Now I've learned of a true benefit to having them around!
Debbie Roberts wrote an interesting blog article for Native Plants & Wildlife Gardens, "The Link Between Lyme Disease and Biodiversity." In it she detailed information she'd heard at a lecture by Dr. Richard S. Ostfeld of the Cary Institute of Ecosystem Studies. (She's got the links to both Dr. Ostfeld and the Cary Institute, so if you're interested in these topics, I'll let you link from her blog post.)
One of the tidbits of information that I learned in reading her post was that opossums are great at grooming off (and eating? killing?) ticks. On average, they groom off 96.5% of the ticks that attach to them, compared to white-footed mice, which leave 50% of ticks on their bodies. Extrapolating from this, opossums seems to act as "tick magnets" or "tick vacuums" in their home areas.

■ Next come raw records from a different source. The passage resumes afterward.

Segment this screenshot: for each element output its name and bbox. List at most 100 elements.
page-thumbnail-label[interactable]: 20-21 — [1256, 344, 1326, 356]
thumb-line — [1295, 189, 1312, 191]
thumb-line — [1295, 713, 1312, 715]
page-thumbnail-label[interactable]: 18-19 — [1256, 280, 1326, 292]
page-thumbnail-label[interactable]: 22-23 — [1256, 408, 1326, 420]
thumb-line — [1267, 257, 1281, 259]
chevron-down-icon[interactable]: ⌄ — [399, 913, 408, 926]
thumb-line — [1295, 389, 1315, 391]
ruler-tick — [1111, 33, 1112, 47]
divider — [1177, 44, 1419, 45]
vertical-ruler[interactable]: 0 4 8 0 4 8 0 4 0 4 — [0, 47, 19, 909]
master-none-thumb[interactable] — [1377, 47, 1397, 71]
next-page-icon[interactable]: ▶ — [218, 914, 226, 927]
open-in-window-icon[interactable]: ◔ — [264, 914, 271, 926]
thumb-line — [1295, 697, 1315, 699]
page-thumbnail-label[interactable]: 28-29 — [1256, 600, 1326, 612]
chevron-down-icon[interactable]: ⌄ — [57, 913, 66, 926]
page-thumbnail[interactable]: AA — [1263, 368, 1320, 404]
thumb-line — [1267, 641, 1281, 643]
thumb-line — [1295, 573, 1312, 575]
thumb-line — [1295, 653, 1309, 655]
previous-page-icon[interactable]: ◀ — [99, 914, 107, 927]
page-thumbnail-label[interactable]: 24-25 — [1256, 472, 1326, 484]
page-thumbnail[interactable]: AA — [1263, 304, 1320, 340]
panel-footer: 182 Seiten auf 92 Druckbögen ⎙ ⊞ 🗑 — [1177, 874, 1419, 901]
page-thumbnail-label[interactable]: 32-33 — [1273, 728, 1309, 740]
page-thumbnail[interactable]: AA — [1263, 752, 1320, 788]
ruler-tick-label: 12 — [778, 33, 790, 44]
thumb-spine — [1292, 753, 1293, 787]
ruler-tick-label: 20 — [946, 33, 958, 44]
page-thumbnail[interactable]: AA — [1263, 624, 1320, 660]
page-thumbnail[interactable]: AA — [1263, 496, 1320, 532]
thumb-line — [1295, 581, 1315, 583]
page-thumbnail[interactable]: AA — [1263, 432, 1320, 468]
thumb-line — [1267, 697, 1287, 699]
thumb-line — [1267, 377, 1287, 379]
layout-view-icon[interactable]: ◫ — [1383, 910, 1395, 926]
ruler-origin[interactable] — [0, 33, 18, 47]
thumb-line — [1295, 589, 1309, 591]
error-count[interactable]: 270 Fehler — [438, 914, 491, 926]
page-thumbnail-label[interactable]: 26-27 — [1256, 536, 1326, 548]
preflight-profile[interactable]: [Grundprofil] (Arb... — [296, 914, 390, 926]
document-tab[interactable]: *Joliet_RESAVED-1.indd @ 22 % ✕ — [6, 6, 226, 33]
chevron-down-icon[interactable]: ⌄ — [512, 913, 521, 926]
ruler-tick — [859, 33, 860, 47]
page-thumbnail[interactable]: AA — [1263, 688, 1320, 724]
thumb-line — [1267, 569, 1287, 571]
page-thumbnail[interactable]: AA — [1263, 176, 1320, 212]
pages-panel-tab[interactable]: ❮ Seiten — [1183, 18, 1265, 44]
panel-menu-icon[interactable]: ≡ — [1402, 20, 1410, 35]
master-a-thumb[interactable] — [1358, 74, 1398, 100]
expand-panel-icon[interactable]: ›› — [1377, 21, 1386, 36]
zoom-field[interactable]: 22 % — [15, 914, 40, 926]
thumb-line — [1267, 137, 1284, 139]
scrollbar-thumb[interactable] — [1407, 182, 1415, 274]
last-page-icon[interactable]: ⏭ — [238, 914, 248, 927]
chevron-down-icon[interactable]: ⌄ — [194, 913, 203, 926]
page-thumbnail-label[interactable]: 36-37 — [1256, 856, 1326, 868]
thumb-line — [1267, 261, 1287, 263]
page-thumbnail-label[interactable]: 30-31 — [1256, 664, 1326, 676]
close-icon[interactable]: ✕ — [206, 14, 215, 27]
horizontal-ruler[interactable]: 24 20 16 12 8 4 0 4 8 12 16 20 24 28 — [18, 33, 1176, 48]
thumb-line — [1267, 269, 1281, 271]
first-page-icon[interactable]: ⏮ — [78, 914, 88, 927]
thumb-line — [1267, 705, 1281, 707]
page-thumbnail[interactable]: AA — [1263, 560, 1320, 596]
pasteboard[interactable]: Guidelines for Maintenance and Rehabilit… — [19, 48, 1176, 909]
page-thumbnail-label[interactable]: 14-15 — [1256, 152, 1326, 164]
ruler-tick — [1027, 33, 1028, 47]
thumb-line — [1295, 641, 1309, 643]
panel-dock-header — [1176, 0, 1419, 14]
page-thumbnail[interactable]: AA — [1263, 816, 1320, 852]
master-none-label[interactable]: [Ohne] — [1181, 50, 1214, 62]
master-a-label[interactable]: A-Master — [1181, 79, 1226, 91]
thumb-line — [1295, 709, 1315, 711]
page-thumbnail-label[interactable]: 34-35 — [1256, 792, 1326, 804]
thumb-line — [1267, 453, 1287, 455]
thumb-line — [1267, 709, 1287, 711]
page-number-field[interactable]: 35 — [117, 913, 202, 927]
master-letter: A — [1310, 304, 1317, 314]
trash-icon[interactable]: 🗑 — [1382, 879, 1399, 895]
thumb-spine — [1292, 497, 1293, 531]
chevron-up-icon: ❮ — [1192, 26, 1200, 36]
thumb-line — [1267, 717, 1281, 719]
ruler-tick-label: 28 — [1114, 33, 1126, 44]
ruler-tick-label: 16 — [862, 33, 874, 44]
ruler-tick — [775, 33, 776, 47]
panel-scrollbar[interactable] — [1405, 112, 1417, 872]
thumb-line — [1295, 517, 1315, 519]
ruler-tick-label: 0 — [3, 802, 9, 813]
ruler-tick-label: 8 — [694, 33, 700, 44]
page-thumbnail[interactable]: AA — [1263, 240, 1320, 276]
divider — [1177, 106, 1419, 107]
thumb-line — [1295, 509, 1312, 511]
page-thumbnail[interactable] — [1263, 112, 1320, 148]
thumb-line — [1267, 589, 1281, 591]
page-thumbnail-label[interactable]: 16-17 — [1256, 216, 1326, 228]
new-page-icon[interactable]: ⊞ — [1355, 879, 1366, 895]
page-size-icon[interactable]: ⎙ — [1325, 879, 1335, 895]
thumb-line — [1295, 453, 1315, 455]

I've wondered why we don't seem to have much of a tick problem out here. Perhaps at least part of the puzzle is that we do have opossums. (Rereading my opossum post, I had read a suggestion of this, but the information from Dr. Ostfeld puts "legs" under that suggestion.)
Chasing this line of thought a little further.... According to Dr. Ostfeld, white-footed mice seem to act as a Lyme disease reservoir. So, logically, any animals that decrease white-footed mice population numbers will, by default, act to decrease the reservoir of Lyme disease in the area. Score a big win for owls, hawks, fox, snakes, coyotes, and other rodent predators!!!
Biodiversity is a good thing. Seen any snakes or coyotes in your yard recently???